UNCITRAL developed the Model Law on Transnational Insolvency in response to the challenges of multinational bankruptcies where multiple insolvency regimes lacked effective mechanisms for coordination. Multiple systems limited the ability of any one bankruptcy regime to protect assets against dissipation, and allowed creditors to skip ahead of their priority by seizing assets in foreign jurisdictions. The UNCITRAL Legislative Guide explains the Model Law was designed to address

inadequate and inharmonious legal approaches, which hamper the rescue of financially troubled businesses, are not conducive to a fair and efficient administration of cross-border insolvencies, impede the protection of the assets of the insolvent debtor against dissipation and hinder maximization of the value of those assets. Moreover, the absence of predictability in the handling of cross-border insolvency cases impedes capital flow and is a disincentive to cross-border investment.... Fraud by insolvent debtors, in particular by concealing assets or transferring them to foreign jurisdictions, is an increasing problem, in terms of both its frequency and its magnitude.

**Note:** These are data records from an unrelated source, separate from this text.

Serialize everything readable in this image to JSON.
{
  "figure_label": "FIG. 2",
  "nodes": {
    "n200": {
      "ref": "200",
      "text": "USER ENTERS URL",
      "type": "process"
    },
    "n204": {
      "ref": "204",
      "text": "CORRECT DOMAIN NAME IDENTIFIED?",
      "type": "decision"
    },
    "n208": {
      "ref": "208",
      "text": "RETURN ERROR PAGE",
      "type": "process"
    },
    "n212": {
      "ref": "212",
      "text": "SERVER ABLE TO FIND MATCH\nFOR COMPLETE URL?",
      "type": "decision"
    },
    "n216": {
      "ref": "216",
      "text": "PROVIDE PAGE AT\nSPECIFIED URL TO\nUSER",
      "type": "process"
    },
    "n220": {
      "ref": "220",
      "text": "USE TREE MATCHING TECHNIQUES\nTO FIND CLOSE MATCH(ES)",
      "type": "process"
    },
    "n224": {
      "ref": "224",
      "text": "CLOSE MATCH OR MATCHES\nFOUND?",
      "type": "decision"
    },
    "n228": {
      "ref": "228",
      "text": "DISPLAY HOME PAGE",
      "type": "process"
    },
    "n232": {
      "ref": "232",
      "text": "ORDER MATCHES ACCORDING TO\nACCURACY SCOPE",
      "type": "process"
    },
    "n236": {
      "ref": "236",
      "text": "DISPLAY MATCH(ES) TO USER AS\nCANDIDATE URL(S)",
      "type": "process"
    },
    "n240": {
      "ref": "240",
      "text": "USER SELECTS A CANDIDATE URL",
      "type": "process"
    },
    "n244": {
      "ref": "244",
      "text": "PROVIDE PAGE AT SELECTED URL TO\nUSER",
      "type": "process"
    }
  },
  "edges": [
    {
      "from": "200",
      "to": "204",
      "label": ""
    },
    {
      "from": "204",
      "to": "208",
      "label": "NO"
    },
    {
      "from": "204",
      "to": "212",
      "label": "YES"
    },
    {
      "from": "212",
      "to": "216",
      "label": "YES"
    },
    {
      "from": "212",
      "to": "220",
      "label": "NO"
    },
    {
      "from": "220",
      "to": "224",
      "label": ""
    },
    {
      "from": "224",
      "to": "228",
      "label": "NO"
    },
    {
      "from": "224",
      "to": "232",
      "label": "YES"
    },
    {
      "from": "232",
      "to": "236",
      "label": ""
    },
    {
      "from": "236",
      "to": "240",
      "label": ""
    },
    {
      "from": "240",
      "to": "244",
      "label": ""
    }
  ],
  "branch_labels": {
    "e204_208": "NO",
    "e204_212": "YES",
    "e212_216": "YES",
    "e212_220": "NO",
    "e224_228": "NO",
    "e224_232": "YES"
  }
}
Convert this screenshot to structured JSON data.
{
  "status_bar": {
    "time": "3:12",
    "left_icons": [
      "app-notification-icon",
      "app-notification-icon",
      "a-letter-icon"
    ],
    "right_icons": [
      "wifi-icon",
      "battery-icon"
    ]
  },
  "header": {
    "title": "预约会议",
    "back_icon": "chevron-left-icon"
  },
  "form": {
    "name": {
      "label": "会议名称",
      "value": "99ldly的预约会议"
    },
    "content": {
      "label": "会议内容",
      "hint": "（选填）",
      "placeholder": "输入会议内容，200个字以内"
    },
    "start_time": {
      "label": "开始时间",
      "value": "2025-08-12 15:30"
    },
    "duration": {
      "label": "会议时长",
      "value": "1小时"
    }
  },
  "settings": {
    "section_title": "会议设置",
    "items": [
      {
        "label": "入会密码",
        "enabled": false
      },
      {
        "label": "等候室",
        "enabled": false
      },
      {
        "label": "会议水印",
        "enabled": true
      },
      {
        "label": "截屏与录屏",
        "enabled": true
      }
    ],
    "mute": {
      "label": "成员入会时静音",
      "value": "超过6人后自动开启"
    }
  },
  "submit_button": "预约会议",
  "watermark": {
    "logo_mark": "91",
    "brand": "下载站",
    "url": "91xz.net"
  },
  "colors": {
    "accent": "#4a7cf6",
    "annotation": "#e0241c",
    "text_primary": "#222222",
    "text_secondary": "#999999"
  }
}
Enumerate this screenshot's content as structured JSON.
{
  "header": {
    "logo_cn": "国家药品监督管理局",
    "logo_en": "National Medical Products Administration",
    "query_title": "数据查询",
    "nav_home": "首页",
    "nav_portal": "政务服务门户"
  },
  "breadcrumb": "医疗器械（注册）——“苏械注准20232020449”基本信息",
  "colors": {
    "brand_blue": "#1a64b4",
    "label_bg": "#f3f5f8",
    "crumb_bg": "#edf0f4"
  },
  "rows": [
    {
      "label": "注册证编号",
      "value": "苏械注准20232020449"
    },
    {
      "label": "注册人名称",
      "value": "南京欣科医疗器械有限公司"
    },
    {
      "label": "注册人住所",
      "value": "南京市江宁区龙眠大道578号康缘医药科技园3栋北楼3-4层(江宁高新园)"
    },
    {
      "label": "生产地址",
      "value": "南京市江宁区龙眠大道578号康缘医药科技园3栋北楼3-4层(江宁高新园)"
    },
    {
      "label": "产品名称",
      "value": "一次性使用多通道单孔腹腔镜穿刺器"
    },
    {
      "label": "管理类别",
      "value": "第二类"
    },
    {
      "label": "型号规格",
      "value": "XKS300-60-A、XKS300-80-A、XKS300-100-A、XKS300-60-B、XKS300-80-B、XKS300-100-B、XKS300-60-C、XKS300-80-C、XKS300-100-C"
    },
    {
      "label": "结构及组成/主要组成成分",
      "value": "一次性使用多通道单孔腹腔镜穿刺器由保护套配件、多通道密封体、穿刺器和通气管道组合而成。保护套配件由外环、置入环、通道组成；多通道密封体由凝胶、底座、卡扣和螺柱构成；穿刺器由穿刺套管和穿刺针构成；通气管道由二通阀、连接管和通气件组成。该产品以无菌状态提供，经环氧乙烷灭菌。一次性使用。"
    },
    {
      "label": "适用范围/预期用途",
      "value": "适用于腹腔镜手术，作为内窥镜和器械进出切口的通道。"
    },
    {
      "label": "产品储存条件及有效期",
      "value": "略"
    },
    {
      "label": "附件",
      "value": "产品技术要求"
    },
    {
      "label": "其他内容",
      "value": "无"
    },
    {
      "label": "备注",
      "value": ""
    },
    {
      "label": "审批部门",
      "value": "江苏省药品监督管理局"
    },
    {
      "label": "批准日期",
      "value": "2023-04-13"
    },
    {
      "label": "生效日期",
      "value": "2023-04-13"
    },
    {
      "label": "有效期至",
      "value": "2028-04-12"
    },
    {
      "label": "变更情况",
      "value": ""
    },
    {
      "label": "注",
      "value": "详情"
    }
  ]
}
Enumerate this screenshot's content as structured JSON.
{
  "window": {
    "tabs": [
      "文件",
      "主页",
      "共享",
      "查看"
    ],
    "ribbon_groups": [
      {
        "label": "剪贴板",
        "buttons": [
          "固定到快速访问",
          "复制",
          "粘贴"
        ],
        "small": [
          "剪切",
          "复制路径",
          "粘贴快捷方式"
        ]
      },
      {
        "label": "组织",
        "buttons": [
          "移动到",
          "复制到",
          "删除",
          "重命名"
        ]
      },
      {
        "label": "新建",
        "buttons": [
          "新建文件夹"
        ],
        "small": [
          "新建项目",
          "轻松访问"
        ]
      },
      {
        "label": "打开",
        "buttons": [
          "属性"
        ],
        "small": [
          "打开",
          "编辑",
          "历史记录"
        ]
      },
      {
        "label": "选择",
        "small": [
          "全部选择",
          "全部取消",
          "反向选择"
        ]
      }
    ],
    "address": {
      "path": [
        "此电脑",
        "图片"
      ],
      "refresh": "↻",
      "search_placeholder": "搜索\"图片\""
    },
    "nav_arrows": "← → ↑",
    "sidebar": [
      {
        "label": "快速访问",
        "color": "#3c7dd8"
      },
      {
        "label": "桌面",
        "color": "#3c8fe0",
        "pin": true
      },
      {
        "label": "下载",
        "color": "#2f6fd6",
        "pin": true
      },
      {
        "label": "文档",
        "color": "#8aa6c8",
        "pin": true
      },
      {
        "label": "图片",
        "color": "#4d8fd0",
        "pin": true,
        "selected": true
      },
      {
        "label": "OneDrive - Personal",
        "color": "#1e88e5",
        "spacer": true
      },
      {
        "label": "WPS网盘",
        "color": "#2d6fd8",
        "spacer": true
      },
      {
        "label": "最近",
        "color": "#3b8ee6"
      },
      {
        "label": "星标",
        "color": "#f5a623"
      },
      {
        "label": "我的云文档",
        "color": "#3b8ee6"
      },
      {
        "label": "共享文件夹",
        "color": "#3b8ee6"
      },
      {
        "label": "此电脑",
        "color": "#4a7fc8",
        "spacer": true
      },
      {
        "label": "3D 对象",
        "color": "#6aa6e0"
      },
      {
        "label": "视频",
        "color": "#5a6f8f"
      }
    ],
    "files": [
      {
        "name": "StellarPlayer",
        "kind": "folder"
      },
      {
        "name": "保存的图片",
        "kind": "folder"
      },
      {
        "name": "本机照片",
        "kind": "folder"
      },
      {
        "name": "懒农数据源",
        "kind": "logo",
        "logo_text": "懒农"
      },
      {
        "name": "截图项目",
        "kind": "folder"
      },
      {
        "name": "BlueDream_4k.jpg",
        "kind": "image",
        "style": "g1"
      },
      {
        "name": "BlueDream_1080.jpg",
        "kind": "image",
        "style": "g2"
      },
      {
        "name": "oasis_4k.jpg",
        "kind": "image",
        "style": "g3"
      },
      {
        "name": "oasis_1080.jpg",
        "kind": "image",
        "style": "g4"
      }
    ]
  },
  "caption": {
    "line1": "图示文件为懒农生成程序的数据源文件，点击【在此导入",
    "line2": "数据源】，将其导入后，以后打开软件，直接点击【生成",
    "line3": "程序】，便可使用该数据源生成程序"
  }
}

U.N. Comm'n on Int'l Trade Law, UNCITRAL Legislative Guide on Insolvency Law, at 310, U.N. Sales No. E.05.V.10 (2005). Both the United States and Australia have adopted the Model Law.

The American Law Institute's Global Principles for Cooperation in International Insolvency Cases elaborates “the overriding objective [is to] enable[ ] courts and insolvency administrators to operate effectively and efficiently in international insolvency cases with the goals of maximizing the value of the debtor's global assets, preserving where appropriate the debtors' business, and furthering the just administration of the proceeding.” American Law Institute, Global Principles for Cooperation in Int'l Insolvency Cases 1.1 (2012).5 [T]he emphasis must be on ensuring that the insolvency administrator, appointed in that proceeding, is accorded every possible assistance to take control of all assets of the debtor that are located in other jurisdictions.” Id. at cmt. to Global Principle 24. Chapter 15 creates an ancillary proceeding in the United States to provide support to the foreign insolvency administrator. Jay Lawrence Westbrook, Chapter 15 at Last, 79 Am. Bankr.L.J. 713, 726 (2005). The goal is to direct creditors and assets to the foreign main proceeding for orderly and fair distribution of assets, avoiding the seizure of assets by creditors operating outside the jurisdiction of the foreign main proceeding.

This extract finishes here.